The three year Trade Policy 2010-12 has an export target of $18.84 billion for the current fiscal 2010. The target is 5.96 per cent higher than the actual exports of $17.78 billion in 2009. But business and industry sources say the country will have to strive very hard to achieve the new target in view of the currently poor domestic and global demand.
However, there are signs of some sectors improving their output. The auto industry, for instance, after a bad 2009 year, has just reported increased output and sales. Pakistan Automotive Manufacturing Association, or PAMA, reported, its sales in August, rose to 8,441 units, which are 11 per cent higher on a month-to-month basis, compared to 7,614 units in July. The sales improved 31 per cent on a year-on-year basis, PAMA said, and have been improving for the last six months. This happened on the back of higher taxes on imported autos which turned customers to domestically-assembled autos and comparative economic stability.
The sales, in the past were adversely were also impacted because of high interest rates and rising cost of auto leasing on bank loans. The sale of low-end cars, especially 850 cc cars, was up 38 per cent, while those of 1300 cc and higher capacity dropped 1.0 per cent.

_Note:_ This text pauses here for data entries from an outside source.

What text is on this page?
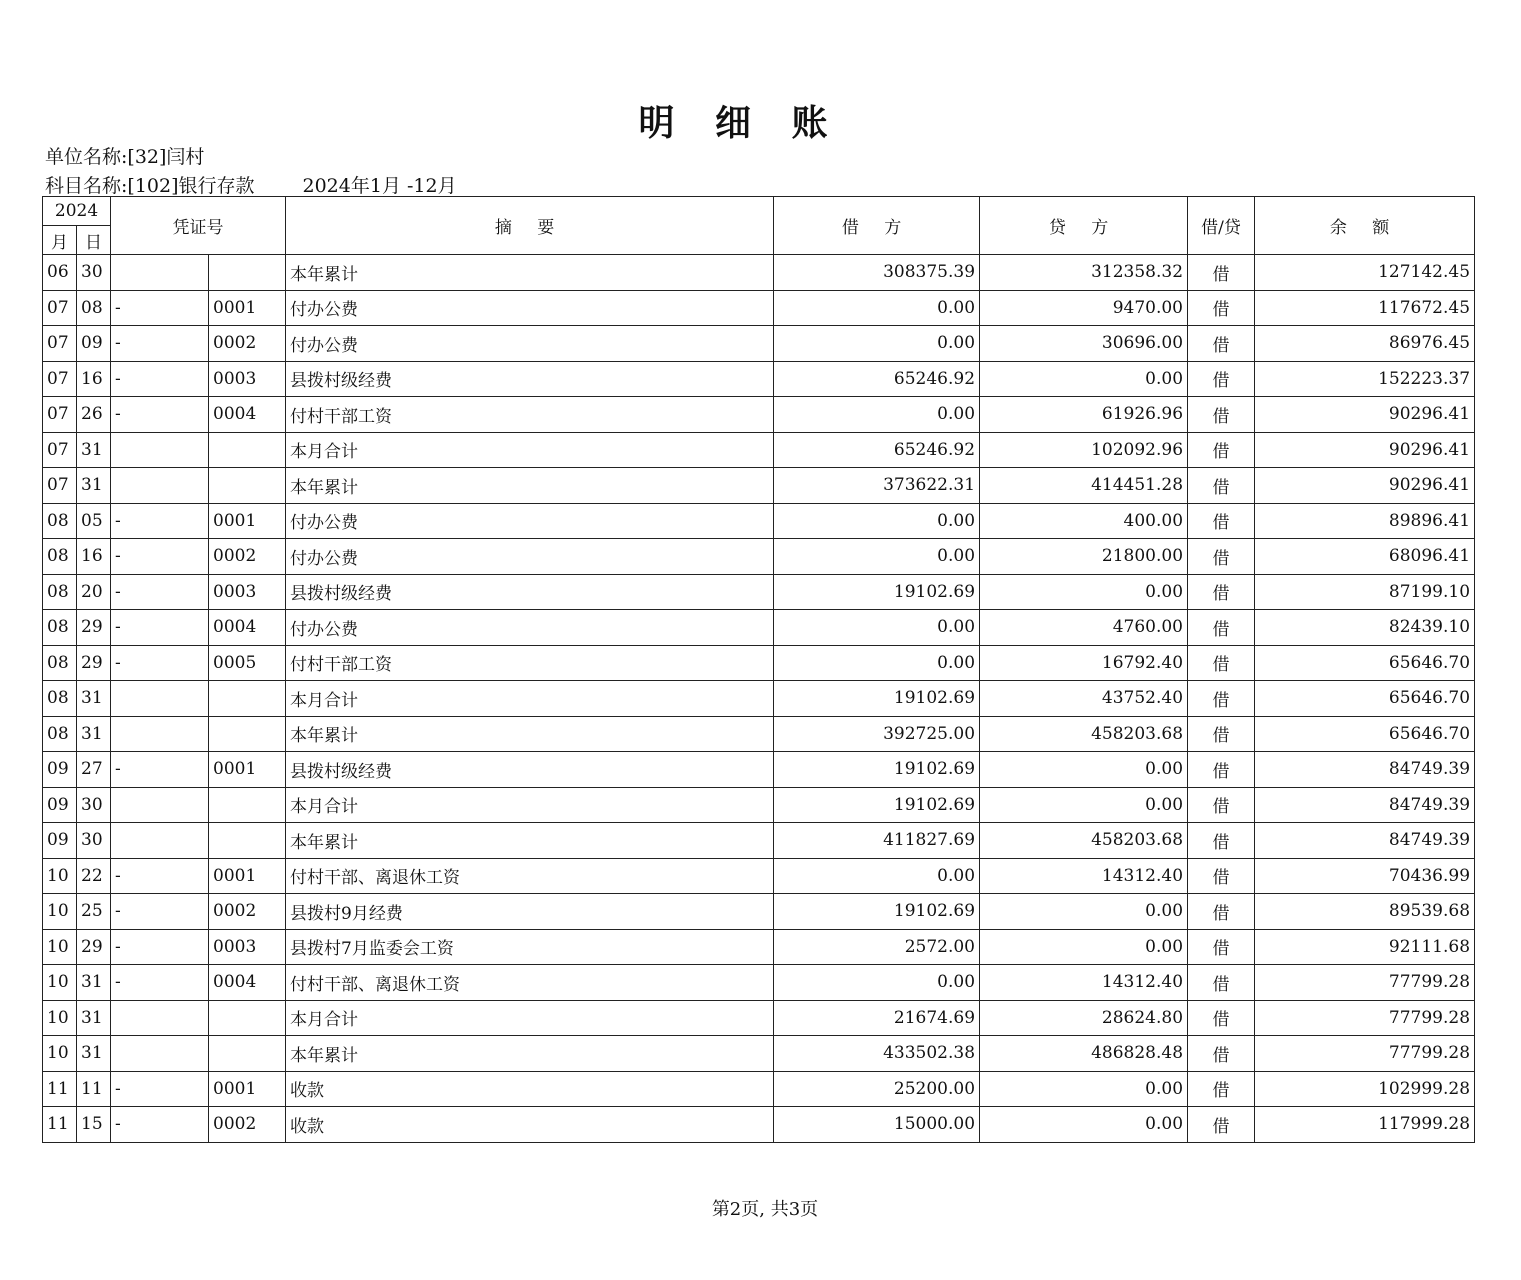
明 细 账
单位名称:[32]闫村
科目名称:[102]银行存款	2024年1月 -12月
2024		凭证号		摘 要	借 方	贷 方	借/贷	余 额
月	日							
06	30			本年累计	308375.39	312358.32	借	127142.45
07	08	-	0001	付办公费	0.00	9470.00	借	117672.45
07	09	-	0002	付办公费	0.00	30696.00	借	86976.45
07	16	-	0003	县拨村级经费	65246.92	0.00	借	152223.37
07	26	-	0004	付村干部工资	0.00	61926.96	借	90296.41
07	31			本月合计	65246.92	102092.96	借	90296.41
07	31			本年累计	373622.31	414451.28	借	90296.41
08	05	-	0001	付办公费	0.00	400.00	借	89896.41
08	16	-	0002	付办公费	0.00	21800.00	借	68096.41
08	20	-	0003	县拨村级经费	19102.69	0.00	借	87199.10
08	29	-	0004	付办公费	0.00	4760.00	借	82439.10
08	29	-	0005	付村干部工资	0.00	16792.40	借	65646.70
08	31			本月合计	19102.69	43752.40	借	65646.70
08	31			本年累计	392725.00	458203.68	借	65646.70
09	27	-	0001	县拨村级经费	19102.69	0.00	借	84749.39
09	30			本月合计	19102.69	0.00	借	84749.39
09	30			本年累计	411827.69	458203.68	借	84749.39
10	22	-	0001	付村干部、离退休工资	0.00	14312.40	借	70436.99
10	25	-	0002	县拨村9月经费	19102.69	0.00	借	89539.68
10	29	-	0003	县拨村7月监委会工资	2572.00	0.00	借	92111.68
10	31	-	0004	付村干部、离退休工资	0.00	14312.40	借	77799.28
10	31			本月合计	21674.69	28624.80	借	77799.28
10	31			本年累计	433502.38	486828.48	借	77799.28
11	11	-	0001	收款	25200.00	0.00	借	102999.28
11	15	-	0002	收款	15000.00	0.00	借	117999.28
第2页, 共3页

However, renewed inflationary pressure may adversely effect the domestic industrial output, as well as exports. FBS reports, “ the benchmark Consumer Price Index will increase further on the back of rising imported oil and food prices from the present 10.93 per cent so for this year. But, Zahid Hussian, Chairman, Korangi Association of Trade and Industry says, looking at the recent FBS data “the CPI must be already touching 14 per cent instead of 10.93 per cent.” Commenting on the recent lowering of the benchmark Discount Rate by the State bank of Pakistan, the Central Bank, from 14 to 13 per cent, Hussain said, “the industry will not show any significant improvement, unless the Central Bank brings the rate of interest to a single digit,” in order to lower the cost of production and reduce prices of industrial goods.” At present level of the Karachi Inter Bank Offered Rate, or KIBOR, the industry still gets bank financing at 15 per cent” he said. The current six-month KIBOR is 12.43/12.68 per cent.

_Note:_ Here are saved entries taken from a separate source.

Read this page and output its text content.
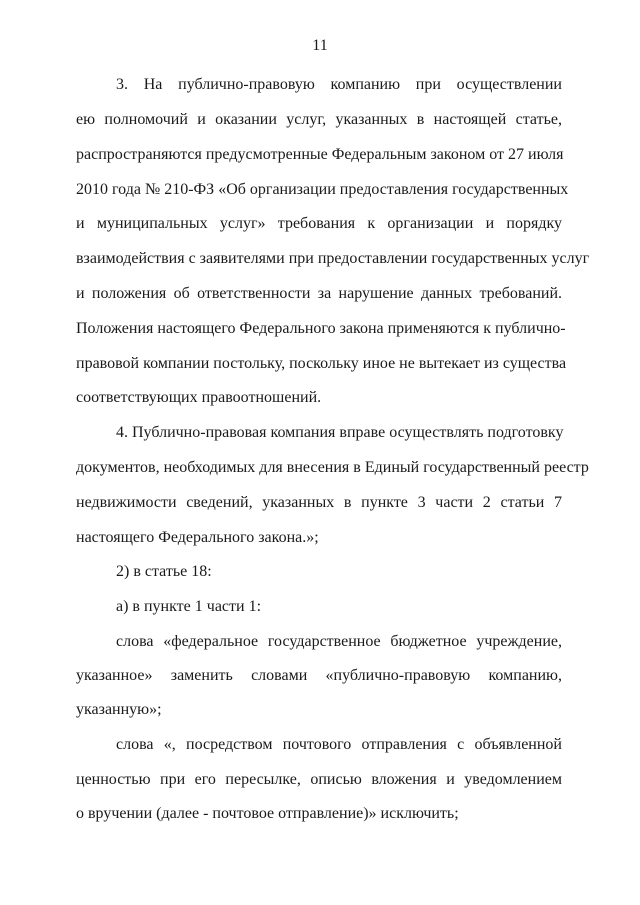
11
3. На публично-правовую компанию при осуществлении
ею полномочий и оказании услуг, указанных в настоящей статье,
распространяются предусмотренные Федеральным законом от 27 июля
2010 года № 210-ФЗ «Об организации предоставления государственных
и муниципальных услуг» требования к организации и порядку
взаимодействия с заявителями при предоставлении государственных услуг
и положения об ответственности за нарушение данных требований.
Положения настоящего Федерального закона применяются к публично-
правовой компании постольку, поскольку иное не вытекает из существа
соответствующих правоотношений.
4. Публично-правовая компания вправе осуществлять подготовку
документов, необходимых для внесения в Единый государственный реестр
недвижимости сведений, указанных в пункте 3 части 2 статьи 7
настоящего Федерального закона.»;
2) в статье 18:
а) в пункте 1 части 1:
слова «федеральное государственное бюджетное учреждение,
указанное» заменить словами «публично-правовую компанию,
указанную»;
слова «, посредством почтового отправления с объявленной
ценностью при его пересылке, описью вложения и уведомлением
о вручении (далее - почтовое отправление)» исключить;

Pakistan needs to work on several fronts to pull the economy out of its present stagnation. Prime Minister Yousuf Raza Gilani is conscious of these problems. Gilani, addressing the country’s big business community at the Lahore Chamber of Commerce and Industry, listed several problems. But he especially singled out shortages of power, natural gas, and water, to tackle which, he said, “several measures are being taken.” He said, “the government is trying to resolve the problem of power shortage on a priority basis, and has decided to use coal at Thar coal fields for power generation,” besides completing several other projects.

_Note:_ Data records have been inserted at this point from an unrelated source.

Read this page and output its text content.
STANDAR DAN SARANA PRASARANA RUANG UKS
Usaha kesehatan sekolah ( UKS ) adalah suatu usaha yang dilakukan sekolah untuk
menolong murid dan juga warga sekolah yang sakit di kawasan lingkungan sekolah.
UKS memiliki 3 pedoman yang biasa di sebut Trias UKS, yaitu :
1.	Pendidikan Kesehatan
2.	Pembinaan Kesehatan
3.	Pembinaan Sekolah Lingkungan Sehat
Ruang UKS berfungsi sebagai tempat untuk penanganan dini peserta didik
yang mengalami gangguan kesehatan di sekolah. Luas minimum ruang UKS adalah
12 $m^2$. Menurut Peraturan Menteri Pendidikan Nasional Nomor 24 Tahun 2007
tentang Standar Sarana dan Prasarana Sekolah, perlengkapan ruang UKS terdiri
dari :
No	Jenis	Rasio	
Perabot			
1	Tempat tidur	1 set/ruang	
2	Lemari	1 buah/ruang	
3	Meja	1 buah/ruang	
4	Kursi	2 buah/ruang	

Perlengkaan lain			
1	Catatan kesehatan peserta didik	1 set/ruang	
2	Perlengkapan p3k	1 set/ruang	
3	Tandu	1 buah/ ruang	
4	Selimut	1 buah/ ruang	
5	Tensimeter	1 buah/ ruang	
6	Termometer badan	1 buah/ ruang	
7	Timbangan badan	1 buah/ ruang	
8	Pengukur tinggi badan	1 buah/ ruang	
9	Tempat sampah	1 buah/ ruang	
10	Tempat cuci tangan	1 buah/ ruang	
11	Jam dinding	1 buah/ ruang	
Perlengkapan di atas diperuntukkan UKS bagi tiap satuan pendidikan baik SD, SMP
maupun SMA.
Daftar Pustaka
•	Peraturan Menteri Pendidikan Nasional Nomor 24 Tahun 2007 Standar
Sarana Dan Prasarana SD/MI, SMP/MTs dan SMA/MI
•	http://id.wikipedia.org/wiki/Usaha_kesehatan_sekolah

Gilani said, “the shortage of natural gas is the second major problem, faced by the country. The government is considering promoting the use of alternative fuels for this purpose. Water is the third major problem which cannot be resolved overnight like gas and power. The government will build a number of dams to tackle this problem.”
The Prime Minister has assured the businessmen that government will help them to promote exports. “The government has announced a 3-year foreign trade policy for economic growth and has allocated Rs32.22 billion for export development by opening retail outlets of various products abroad,” he said.